Among its characters, Jamison and Vandara are the closest Gathering Blue has to antagonists, but Kira’s primary adversary is something much more insidious: a fearful community that does not know change is possible. Fear controls Kira’s village, most viscerally embodied in the omnipresent threat of beasts that supposedly live just outside the village’s boundaries and promise ugly death to anyone who dares venture into the unknown. Inside the village, as Vandara’s threatening presence shows, there are still overt dangers that require constant vigilance, especially for anyone perceived as weak, like Kira. There are also covert dangers that hide behind friendly faces, just as Jamison takes on the role of Kira’s defender and liaison to the Council, all while never revealing that he was responsible for her father’s apparent death. Neither Jamison nor Vandara appear in Gathering Blue’s final act because, in the end, they are only symptoms of the village’s deeper corruption. Rather than needing to defeat the characters who have tried to hold her back, it is only after Kira has demystified and neutralized everything she was always taught to fear that she can make the choices necessary to help forge a better future. 

The open-ended nature of Gathering Blue’s conclusion reflects the culmination of what Kira has learned since her story began. Limitations have always defined Kira’s world: where she can go, what she can do, and, most importantly, what she is allowed to know.

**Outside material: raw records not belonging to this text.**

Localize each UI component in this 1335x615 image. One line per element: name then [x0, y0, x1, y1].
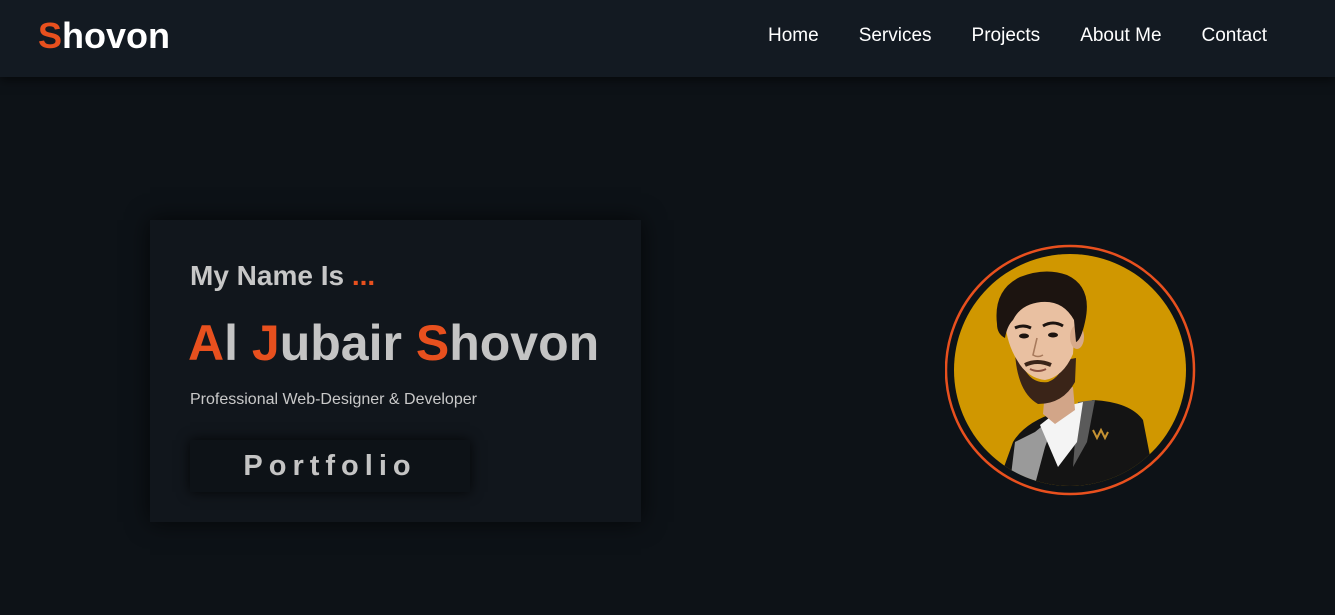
name-initial-s: S — [415, 315, 450, 371]
name-part-ubair: ubair — [279, 315, 416, 371]
nav-link-services[interactable]: Services — [859, 24, 932, 48]
name-part-hovon: hovon — [449, 315, 600, 371]
site-logo[interactable]: Shovon — [38, 15, 170, 57]
name-part-l: l — [224, 315, 252, 371]
hero-name: Al Jubair Shovon — [188, 314, 599, 372]
intro-dots: ... — [351, 260, 376, 291]
navbar: Shovon Home Services Projects About Me C… — [0, 0, 1335, 77]
intro-heading: My Name Is ... — [190, 260, 375, 292]
portfolio-button[interactable]: Portfolio — [190, 440, 470, 492]
hero-tagline: Professional Web-Designer & Developer — [190, 391, 477, 408]
name-initial-a: A — [188, 315, 225, 371]
logo-initial: S — [38, 15, 63, 56]
name-initial-j: J — [251, 315, 280, 371]
intro-text: My Name Is — [190, 260, 352, 291]
hero-card: My Name Is ... Al Jubair Shovon Professi… — [150, 220, 641, 522]
nav-link-about-me[interactable]: About Me — [1080, 24, 1161, 48]
nav-link-home[interactable]: Home — [768, 24, 819, 48]
nav-link-contact[interactable]: Contact — [1202, 24, 1267, 48]
profile-avatar — [944, 242, 1196, 505]
avatar-illustration — [944, 244, 1196, 496]
nav-links: Home Services Projects About Me Contact — [768, 24, 1267, 48]
nav-link-projects[interactable]: Projects — [972, 24, 1041, 48]
logo-text: hovon — [62, 15, 170, 56]
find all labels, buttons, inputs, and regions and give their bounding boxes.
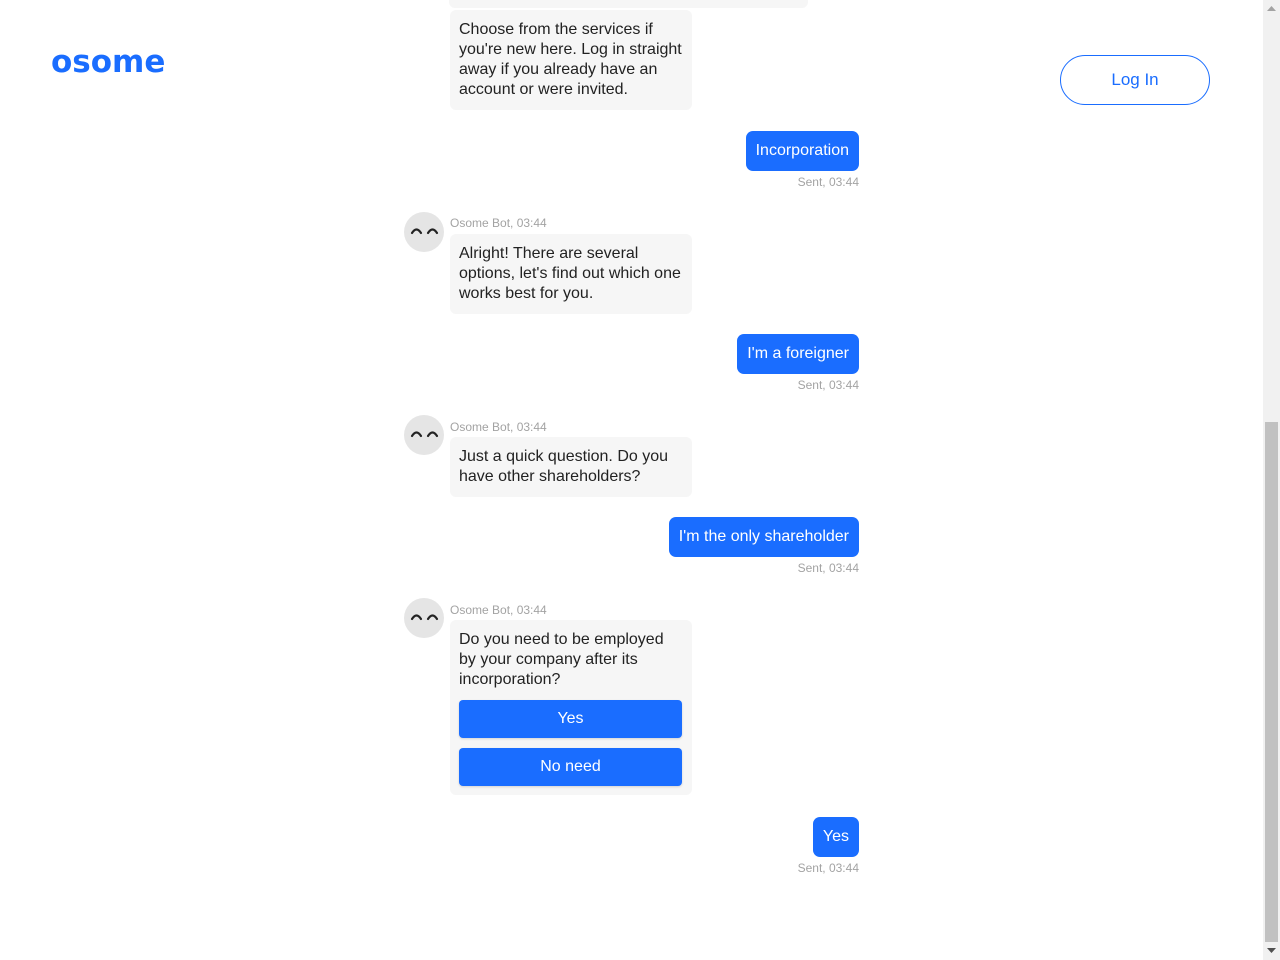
- bot-avatar: [404, 212, 444, 252]
- chat-page: osome Log In Choose from the services if…: [0, 0, 1280, 960]
- user-message: Incorporation: [745, 131, 859, 171]
- option-no-need-button[interactable]: No need: [459, 748, 682, 786]
- bot-face-icon: [410, 228, 439, 235]
- login-button[interactable]: Log In: [1060, 55, 1210, 105]
- option-yes-button[interactable]: Yes: [459, 700, 682, 738]
- previous-message-edge: [449, 0, 808, 8]
- bot-message: Alright! There are several options, let'…: [450, 234, 692, 314]
- bot-message-text: Choose from the services if you're new h…: [459, 21, 682, 98]
- bot-face-icon: [410, 431, 439, 438]
- arrow-up-icon[interactable]: [1265, 1, 1278, 16]
- arrow-down-icon[interactable]: [1265, 943, 1278, 958]
- bot-face-icon: [410, 614, 439, 621]
- osome-logo[interactable]: osome: [51, 42, 165, 82]
- bot-message: Choose from the services if you're new h…: [450, 10, 692, 110]
- bot-message-text: Just a quick question. Do you have other…: [459, 448, 669, 485]
- sent-status: Sent, 03:44: [797, 861, 859, 875]
- bot-message: Do you need to be employed by your compa…: [450, 620, 692, 795]
- bot-avatar: [404, 415, 444, 455]
- scrollbar-thumb[interactable]: [1265, 422, 1278, 942]
- bot-meta: Osome Bot, 03:44: [450, 420, 547, 434]
- bot-meta: Osome Bot, 03:44: [450, 603, 547, 617]
- bot-message-text: Do you need to be employed by your compa…: [459, 631, 664, 688]
- sent-status: Sent, 03:44: [797, 175, 859, 189]
- bot-message: Just a quick question. Do you have other…: [450, 437, 692, 497]
- user-message: Yes: [812, 817, 859, 857]
- sent-status: Sent, 03:44: [797, 378, 859, 392]
- user-message: I'm the only shareholder: [668, 517, 859, 557]
- bot-avatar: [404, 598, 444, 638]
- user-message: I'm a foreigner: [737, 334, 859, 374]
- bot-meta: Osome Bot, 03:44: [450, 216, 547, 230]
- sent-status: Sent, 03:44: [797, 561, 859, 575]
- bot-message-text: Alright! There are several options, let'…: [459, 245, 681, 302]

Anything that threatens those narrow confinements is considered a danger to the community at large because it destabilizes the Council’s control over the village’s population. In her decision to stay behind in the village rather than follow Christopher, Kira chooses uncertainty and hope that she will be able to change her village. Kira rejoices in the opportunity to let her creativity take control of the threads that will guide her to complete the robe and design a better future for her community, because she has learned the value of not having everything decided for her. This ending may seem unsatisfying, as if Gathering Blue ends on a cliffhanger, but in its full context, Kira’s final, emancipatory choice to be flexible and open to what the future holds completes her narrative arc without leaving any loose ends.